LAS VEGAS — Our current notion of privacy has become obsolete in the internet age, author and professional speaker Richard Thieme told the DEF CON 25 hacker conference here this weekend.
"Privacy is nonexistent. It doesn't exist in the way that it existed," Thieme said. "The 20th century framework in which we think about these things is effectively ending."
Privacy advocates and others who deny this reality, he argued, only make the transition process more painful. We instead must admit that privacy as we know it is lost and try to create new concepts for a new era.
Our entire concept of privacy, Thieme explained, is a product of the printing press, which popularized literacy and intellectual thought, and of the Industrial Revolution, which made it possible for a person of modest means to have personal space. The notion of privacy is an abstract extension of that personal space.
"Before the Industrial Revolution, you had no privacy," he said. "You all lived in one room. You had no rights."

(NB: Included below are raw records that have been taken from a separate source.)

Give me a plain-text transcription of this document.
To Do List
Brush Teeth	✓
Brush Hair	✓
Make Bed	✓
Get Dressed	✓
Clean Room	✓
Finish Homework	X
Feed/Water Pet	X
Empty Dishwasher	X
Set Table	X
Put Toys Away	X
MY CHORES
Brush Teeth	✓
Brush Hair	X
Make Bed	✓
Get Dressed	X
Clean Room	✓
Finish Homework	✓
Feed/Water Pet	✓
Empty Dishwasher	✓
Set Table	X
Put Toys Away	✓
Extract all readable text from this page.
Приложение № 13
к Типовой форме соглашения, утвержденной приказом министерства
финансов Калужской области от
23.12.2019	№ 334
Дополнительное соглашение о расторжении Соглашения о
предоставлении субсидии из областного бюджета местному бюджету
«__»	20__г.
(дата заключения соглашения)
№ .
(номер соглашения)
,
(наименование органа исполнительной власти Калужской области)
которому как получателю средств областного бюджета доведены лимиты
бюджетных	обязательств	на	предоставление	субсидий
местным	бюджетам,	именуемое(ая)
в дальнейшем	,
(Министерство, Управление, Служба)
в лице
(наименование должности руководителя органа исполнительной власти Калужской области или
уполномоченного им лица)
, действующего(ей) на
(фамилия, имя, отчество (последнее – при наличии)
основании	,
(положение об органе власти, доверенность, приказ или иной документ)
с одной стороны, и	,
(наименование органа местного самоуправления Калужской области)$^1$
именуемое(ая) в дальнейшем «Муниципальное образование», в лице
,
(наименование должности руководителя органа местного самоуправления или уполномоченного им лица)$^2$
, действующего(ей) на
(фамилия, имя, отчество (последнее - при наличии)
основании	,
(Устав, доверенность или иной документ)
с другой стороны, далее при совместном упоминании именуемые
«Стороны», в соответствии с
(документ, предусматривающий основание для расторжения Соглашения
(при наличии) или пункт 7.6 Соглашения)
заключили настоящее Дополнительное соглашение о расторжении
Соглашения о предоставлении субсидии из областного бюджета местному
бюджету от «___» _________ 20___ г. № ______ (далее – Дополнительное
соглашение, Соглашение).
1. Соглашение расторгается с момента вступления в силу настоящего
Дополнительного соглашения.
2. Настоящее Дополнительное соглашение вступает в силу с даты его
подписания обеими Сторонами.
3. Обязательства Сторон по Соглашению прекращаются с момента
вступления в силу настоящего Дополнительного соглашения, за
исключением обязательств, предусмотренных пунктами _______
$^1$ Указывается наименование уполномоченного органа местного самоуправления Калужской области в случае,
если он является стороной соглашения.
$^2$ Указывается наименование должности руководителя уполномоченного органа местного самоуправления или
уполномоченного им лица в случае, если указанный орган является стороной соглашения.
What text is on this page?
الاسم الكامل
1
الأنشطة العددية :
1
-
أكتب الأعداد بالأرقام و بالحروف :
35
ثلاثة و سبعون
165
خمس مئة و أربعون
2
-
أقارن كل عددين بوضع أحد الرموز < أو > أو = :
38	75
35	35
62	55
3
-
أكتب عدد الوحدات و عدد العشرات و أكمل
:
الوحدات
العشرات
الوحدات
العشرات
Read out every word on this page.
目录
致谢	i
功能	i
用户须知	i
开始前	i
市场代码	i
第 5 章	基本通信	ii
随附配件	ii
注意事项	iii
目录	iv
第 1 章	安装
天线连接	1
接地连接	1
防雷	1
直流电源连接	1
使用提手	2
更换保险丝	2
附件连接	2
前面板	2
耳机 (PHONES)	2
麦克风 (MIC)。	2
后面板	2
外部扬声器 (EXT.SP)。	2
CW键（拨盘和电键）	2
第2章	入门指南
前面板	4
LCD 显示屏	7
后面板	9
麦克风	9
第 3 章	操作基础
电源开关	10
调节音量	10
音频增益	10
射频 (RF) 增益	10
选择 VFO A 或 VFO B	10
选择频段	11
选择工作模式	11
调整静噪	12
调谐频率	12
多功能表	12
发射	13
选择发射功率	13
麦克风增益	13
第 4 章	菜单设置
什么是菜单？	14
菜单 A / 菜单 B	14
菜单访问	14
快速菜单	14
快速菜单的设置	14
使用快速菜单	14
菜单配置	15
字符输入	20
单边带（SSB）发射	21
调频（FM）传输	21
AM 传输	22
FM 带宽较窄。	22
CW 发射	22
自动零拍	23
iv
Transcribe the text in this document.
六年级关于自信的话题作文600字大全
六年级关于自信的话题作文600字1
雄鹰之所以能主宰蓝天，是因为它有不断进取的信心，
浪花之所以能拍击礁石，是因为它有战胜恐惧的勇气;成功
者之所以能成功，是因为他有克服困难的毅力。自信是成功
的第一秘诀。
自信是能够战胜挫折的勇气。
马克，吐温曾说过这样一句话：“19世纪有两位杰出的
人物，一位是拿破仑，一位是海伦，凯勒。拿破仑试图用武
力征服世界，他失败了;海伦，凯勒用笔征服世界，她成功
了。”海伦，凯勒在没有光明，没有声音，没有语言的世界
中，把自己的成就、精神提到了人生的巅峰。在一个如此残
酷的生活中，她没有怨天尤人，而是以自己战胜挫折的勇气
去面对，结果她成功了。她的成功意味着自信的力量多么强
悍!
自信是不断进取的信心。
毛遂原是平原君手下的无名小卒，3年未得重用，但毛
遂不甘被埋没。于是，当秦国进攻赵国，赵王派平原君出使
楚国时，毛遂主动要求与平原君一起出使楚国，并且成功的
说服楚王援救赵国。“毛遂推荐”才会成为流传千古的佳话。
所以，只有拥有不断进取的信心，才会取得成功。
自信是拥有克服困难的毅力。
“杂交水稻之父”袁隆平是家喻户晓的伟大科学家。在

The internet revolution that began in the 1990s is changing society just as fundamentally as the printing press, Thieme said. Torrents of information flow across the world with no regard to national borders. Technology companies pick and choose which laws to follow among the countries in which they operate, moving data from one jurisdiction to another as it suits them. People put personal information online for billions of strangers to read.
"At the heart of internet culture is a force that wants to know everything about you," Thieme said. "We think of privacy as a human right, but we live in a Facebook age, when all that matters is publicity."
The notion of the individual is an idea that no longer applies in an age when ideas, words and images are transmitted, copied and altered without attribution, when copyright laws have become meaningless and when people seek immediate approval for their every thought and deed from thousands of social-media contacts. The whole world has become a small village, in which everyone gossips, trades ideas and knows everyone else's business.
"Privacy has meaning only for an individual. And we are no longer individuals," Thieme said. "We believe in ourselves, but our selves are no longer our selves. We are not the same people who we once were."
Yet few people over 25 — those who grew up before the internet — can see that yet, argues Thieme. They are fighting to preserve the way they were raised to think of themselves, and cannot comprehend that the very concept of individual privacy no longer applies.
"The language of the past is inadequate to describe what we have become through technology," Thieme said. "The move to digitize everything has made existing societal patterns liquid. Yet our minds keep the changes small in order to deal with it."
Younger people don't have this problem, he said.
"Kids don't think of privacy the same way, because they grew up without it," Thieme said. "Kids today don't know what it means to 'go on the internet' because they're always on the internet."
The way forward, he said, is to stop fighting a lost battle and surrender to the fact that privacy is gone. Only then can we begin to redefine what it means to be a person in the internet age.
"Privacy advocates — righteous and sincere — are fighting a rear-guard action against reality, and reality always wins," Thieme said. "We just have to accept that it's real."